Amazon is making significant strides in the streaming industry by actively promoting competing services through its Prime Video platform. This strategic move is designed to establish Prime Video as the premier, comprehensive hub for digital entertainment, positioning it ahead of established players like Netflix and YouTube. The company's vision is to offer consumers a singular, convenient destination for all their television viewing needs, simplifying access to a vast array of content.
Through its 'channels' initiative, Amazon enables easy subscriptions to a wide range of streaming services, from HBO Max to Hallmark+. This program has proven highly successful, capturing 25% of all new US streaming service sign-ups in the first quarter, a notable increase from 22% two years prior. This growth underscores the effectiveness of Amazon's marketplace model in attracting new subscribers, with a significant portion of sign-ups occurring directly through Prime Video, while others originate from app stores and platforms like Roku and YouTube.
Albert Cheng, the head of Prime Video, emphasizes the collaborative nature of this marketplace. He states that the platform is built on strong partnerships with content distributors, showcasing Amazon's dedication to fueling the growth of its partners' businesses. This collaborative approach highlights Amazon's commitment to creating a mutually beneficial environment where both the platform and its content providers thrive.
Amazon's channels program has achieved major successes, notably with the return of HBO Max in late 2022 and the integration of Apple TV+ in October. These additions significantly bolster Prime Video's content offerings and attract more subscribers. However, Amazon continues to pursue partnerships with other major streamers such as Comcast's Peacock and Disney's suite of services, aiming to further expand its content library and appeal to an even broader audience.
While Prime Video currently accounts for a smaller percentage of total TV watch time compared to giants like YouTube and Netflix, Amazon views the channels program as a crucial tool for increasing platform engagement. By offering a diverse range of content, Amazon aims to draw more viewers to its ecosystem. Furthermore, the company collects an undisclosed percentage of revenue from subscriptions sold through the program, which is instrumental in its goal of making Prime Video profitable by 2025. This dual focus on engagement and profitability is central to Amazon's long-term streaming ambitions.
Amazon's model presents a compelling alternative in the competitive streaming market. Unlike services focused solely on proprietary content, Amazon's aggregated approach offers convenience to consumers and a new distribution channel for content providers. While Netflix is also expanding its reach through deals like the one with France's TF1, and YouTube attempts to build its own channels business, industry experts suggest Amazon holds a significant advantage in this aggregation model.

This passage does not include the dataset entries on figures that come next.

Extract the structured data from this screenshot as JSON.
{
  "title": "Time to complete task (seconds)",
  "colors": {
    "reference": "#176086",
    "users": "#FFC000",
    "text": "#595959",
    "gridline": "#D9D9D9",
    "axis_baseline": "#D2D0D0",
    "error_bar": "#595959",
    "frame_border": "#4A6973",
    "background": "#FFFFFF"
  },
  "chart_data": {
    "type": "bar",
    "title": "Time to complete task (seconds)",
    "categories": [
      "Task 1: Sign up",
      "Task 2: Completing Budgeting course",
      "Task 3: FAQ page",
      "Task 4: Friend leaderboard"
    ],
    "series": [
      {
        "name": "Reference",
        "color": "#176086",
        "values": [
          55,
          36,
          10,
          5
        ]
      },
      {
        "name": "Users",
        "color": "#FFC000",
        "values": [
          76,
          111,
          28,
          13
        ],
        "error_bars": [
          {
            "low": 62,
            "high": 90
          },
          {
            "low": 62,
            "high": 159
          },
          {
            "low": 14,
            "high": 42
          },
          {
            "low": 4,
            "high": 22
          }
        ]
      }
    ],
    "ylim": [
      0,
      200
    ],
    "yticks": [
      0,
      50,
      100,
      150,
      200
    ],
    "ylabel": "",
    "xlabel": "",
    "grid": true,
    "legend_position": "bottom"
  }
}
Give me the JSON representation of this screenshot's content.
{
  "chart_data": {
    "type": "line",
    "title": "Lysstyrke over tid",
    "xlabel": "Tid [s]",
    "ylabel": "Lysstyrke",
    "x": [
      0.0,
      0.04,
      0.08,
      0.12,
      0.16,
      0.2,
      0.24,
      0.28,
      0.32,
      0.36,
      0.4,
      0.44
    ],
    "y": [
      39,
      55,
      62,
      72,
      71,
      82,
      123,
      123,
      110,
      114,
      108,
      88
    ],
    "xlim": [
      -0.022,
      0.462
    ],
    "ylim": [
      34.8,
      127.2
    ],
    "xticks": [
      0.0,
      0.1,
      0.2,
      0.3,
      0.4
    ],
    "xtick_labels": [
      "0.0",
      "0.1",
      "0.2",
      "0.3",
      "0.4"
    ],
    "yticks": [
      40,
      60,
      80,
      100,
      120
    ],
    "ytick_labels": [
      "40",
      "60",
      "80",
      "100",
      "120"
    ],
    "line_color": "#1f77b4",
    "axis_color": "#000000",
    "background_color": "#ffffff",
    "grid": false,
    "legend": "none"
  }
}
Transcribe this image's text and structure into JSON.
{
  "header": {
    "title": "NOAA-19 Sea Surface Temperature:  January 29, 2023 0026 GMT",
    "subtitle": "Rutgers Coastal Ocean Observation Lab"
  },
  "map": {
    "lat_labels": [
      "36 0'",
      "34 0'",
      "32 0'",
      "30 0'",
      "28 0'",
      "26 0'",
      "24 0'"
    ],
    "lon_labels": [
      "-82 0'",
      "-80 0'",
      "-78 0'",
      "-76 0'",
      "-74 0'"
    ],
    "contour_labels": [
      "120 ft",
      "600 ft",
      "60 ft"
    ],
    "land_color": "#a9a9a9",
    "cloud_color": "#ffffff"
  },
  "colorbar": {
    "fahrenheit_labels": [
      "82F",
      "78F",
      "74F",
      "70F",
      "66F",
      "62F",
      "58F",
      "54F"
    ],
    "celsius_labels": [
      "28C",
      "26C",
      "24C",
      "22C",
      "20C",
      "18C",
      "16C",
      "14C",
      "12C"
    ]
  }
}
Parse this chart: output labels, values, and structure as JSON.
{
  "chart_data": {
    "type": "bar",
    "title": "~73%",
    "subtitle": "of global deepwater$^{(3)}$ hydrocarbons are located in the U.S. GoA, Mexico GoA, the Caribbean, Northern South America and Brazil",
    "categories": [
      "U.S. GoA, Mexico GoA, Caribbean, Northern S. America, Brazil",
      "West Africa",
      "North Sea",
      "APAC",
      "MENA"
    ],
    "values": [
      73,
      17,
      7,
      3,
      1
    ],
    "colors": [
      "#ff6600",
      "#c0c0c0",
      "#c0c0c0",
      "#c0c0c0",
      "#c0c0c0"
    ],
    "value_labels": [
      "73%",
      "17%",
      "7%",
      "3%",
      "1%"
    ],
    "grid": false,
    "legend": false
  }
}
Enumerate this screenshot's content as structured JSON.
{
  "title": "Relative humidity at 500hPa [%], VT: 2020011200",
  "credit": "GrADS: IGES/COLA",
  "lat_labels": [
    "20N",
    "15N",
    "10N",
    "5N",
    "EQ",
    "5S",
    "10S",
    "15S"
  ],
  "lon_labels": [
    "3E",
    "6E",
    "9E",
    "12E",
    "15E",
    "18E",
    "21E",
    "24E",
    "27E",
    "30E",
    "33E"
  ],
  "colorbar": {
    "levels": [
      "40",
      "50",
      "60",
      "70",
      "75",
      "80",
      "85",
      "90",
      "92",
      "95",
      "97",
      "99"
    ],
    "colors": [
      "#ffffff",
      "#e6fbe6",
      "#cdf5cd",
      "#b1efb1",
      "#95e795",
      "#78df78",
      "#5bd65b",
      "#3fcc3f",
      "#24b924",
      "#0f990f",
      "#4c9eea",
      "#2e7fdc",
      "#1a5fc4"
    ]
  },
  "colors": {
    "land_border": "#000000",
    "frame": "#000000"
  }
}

A key concern for content providers has been the potential for their services to be cannibalized by being available on Amazon. However, data from Antenna presented by Amazon demonstrates the opposite effect. Case studies reveal that many streamers experienced substantial subscriber growth after joining Prime Video Channels. For example, HBO Max saw a significant increase in subscribers after rejoining the platform, with a large majority being new to the service. This evidence suggests that Prime Video acts as an accelerator for subscriber acquisition, providing access to audiences that might otherwise be difficult or expensive to reach, with Apple TV+ seeing 9% of its new subscriptions driven by Prime Video.
Partners generally commend Amazon as a valuable collaborator, citing improved data sharing on subscriber behavior and increased promotional opportunities. While Amazon's platform provides access to a large audience, it also introduces challenges. The crowded marketplace, with over 150 channels, makes it difficult for individual streamers to stand out. Additionally, Amazon's easy unsubscribe process can lead to higher churn rates. Nevertheless, partners acknowledge the significant benefit of reaching new, otherwise costly-to-acquire subscribers, and express a desire for more competition from other platforms like YouTube to further balance market dynamics.
Amazon's approach to entertainment distinguishes it from traditional media companies. Prime Video is typically part of the broader Prime membership, offering a diverse content mix that includes original productions, channel partners' content, transactional video-on-demand (TVOD), and free ad-supported streaming (FAST) channels. This diverse offering highlights Amazon's strategy of becoming a comprehensive entertainment provider, rather than solely focusing on its own original programming.
The growing emphasis on third-party channels has led to some internal discussions within Amazon, particularly at MGM Studios, regarding the long-term commitment to original big-budget productions. Recent organizational changes, including layoffs and leadership transitions, suggest a strategic re-evaluation of entertainment spending. While investment in original content continues, Amazon is increasingly allocating resources to live sports rights and licensed content, reflecting a broader shift in its content acquisition strategy. This rebalancing aligns with the company's focus on maximizing profitability, particularly through its expanding advertising business, which is projected to generate substantial revenue in the coming years.